Key codE based on nanomatErials to Protect sErvices and pRoducts

Counterfeit products pose a significant threat to various sectors, including documents, pharmaceuticals, food, luxury goods, and art, causing economic losses and security risks. It is estimated that this hidden market is worth between €400 billion and over €2 trillion, with direct and indirect repercussions in Europe estimated at over €80 billion. Although many technological solutions have been tested over the years, it is still a challenge to effectively protect personal identity or products by making them uniquely identifiable, secure and inexpensive at the same time. Existing solutions range from RFID tags and secure QR codes to special inks and blockchain for traceability. However, many technologies suffer from vulnerabilities to cloning or high costs.
In this context, Keeper focuses on developing an innovative system that combines security, anti-counterfeiting and traceability, exploiting the optical peculiarities of a class of nanomaterials and the evolution of advanced spectroscopic techniques to create a comprehensive solution capable of addressing market challenges.
The Consortium's objectives are to develop new inks based on active nanomaterials, create appropriate coding, develop a dedicated low-cost reader and a software platform, in order to create a complete prototype. This will then be tested and validated on an industrial production line of ID badges, to test its scalability and better model its advantages and costs. Once complete, the system will guarantee the security and traceability of European and other physical products in various sectors, and will also be able to support and guarantee the identity of profiles and documents (both public and private) while minimizing the impact in terms of security, selective access to information, visibility, usability, and costs.
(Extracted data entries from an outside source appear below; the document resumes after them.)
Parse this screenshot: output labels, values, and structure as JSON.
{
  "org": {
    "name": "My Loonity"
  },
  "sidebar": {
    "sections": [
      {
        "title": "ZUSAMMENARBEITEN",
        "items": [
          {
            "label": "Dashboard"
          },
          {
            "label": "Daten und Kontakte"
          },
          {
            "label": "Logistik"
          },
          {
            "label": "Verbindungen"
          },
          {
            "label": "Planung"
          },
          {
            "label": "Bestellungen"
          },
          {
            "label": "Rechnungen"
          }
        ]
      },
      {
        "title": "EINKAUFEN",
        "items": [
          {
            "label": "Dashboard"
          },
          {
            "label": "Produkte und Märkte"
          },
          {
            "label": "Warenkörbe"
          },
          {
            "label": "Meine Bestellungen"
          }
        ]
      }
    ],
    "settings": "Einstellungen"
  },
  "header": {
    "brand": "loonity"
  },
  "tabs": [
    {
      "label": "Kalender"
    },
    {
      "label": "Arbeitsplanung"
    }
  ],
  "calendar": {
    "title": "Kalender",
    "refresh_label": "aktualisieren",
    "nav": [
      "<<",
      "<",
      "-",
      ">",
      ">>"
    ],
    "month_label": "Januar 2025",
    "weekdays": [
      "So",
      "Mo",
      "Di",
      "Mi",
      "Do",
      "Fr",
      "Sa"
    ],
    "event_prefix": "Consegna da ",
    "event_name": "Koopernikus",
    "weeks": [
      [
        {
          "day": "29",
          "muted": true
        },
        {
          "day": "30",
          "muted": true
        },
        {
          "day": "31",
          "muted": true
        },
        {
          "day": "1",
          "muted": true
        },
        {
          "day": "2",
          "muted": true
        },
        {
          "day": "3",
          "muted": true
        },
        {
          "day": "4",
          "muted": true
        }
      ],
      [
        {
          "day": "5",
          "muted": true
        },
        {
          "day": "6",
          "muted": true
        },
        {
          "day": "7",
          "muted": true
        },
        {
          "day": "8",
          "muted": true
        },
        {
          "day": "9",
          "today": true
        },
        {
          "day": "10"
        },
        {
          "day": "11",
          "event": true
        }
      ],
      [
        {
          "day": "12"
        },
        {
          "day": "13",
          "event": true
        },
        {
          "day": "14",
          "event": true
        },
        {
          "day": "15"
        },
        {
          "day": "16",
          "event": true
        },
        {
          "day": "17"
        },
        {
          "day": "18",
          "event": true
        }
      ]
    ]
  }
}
During the first year of the Project, several key objectives were achieved. From a technical point of view, 3 active materials were developed and tested, synthesized via pulsed laser ablation in liquid and separated through high-performance liquid chromatography and various extraction cycles. These materials were then characterized using chemical spectroscopy. Using various active materials and different polymer matrices, 4 new inks were created, developed for two printing techniques, identified as suitable for industrial use for printing documents, ID cards, and labels for packaging of physical products. These were then successfully tested on industrial-type printers using both techniques, and the prints made were characterized using various techniques.
From the optical reader's point of view, the design and development of an innovative spectrometry system has begun, with the aim of making it portable and low-cost. The prototype system was also used to characterize the first ink samples to demonstrate its effectiveness in obtaining measurements that are sufficiently accurate and fast to be used as a secure tracking system.
From an industrial point of view, a start-up, Enigma, was created to take the lead in the commercial development of this technology. An initial market survey was carried out, identifying potential stakeholders and competitors, as well as an initial Freedom to Operate (FTO) analysis.

For the first time, the possibility of inserting the nanomaterials in question into polymer matrices suitable for industrial printing with the selected techniques has been demonstrated, and that the photoactive properties can be stabilized for long periods. The possibility of synthesis by physical deposition techniques and chemical separation of carbon-based nanomaterials has been demonstrated. A new type of high-performance and portable spectrometer has been designed and prototyped.